- Born: Warren Burdette Thomas June 5, 1958 San Francisco, California
- Died: September 2, 2005 Manhattan, New York
- Occupation: Comedian

= Warren Thomas =

American comedian

Warren Thomas (June 5, 1958 - September 2, 2005) was an American comedian. His greatest fame came during the late 1980s and early 1990s when he was a major figure in the San Francisco comedy scene and began appearing on HBO comedy specials. He had the nick name 'Warranty'. He won the San Francisco International Comedy Competition in 1987. Thomas was cited as the funniest comedian alive by Greg Proops. Because of its speed, rhythm and flow, his comedy was often compared to jazz music. Warren mentored Jamie Foxx and worked with Dave Chappelle. His television appearances included Comedy Central's Comics Come Home special, The Dennis Miller Show, and Late Night with Conan O'Brien and Premium Blend. He was a writer on In Living Color and Air America Radio, and he was a frequent guest on Rocky Sullivan's "Satire for Sanity" show. He also was working on a project with Jamie Foxx.

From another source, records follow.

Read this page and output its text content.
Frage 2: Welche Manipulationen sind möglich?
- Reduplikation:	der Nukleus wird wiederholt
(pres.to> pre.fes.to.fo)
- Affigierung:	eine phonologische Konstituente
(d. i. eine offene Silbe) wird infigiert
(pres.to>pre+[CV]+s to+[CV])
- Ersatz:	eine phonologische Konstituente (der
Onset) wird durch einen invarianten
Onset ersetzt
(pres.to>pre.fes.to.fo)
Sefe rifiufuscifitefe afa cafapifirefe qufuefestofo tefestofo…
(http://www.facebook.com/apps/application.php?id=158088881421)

Upon Thomas's death, memorials were held in his honor in New York City, where he had been living and working, in Los Angeles, and in his hometown of San Francisco. Mourners included his friends Robin Williams, Barry Crimmins, A. Whitney Brown, Janeane Garofalo, Greg Proops, Will Durst, Bob Rubin, Sue Murphy, Tom Rhodes, Randy Kagan, Kurt Weitzmann, David Feldman, Charles Ezell, Barry Lank, Martin Olsen, and Barry Sobel. On the April 9, 2010, episode of HBO's Real Time with Bill Maher, comedian Chris Rock paid tribute to Thomas in the form of a rhetorical question, "Who was funnier than Warren Thomas?"

He was survived by his wife of 7 years January Thomas, his mother, and his 5 siblings.

Thomas was a football and basketball player in high school as well as a lifelong San Francisco 49ers and SF Giants baseball fan.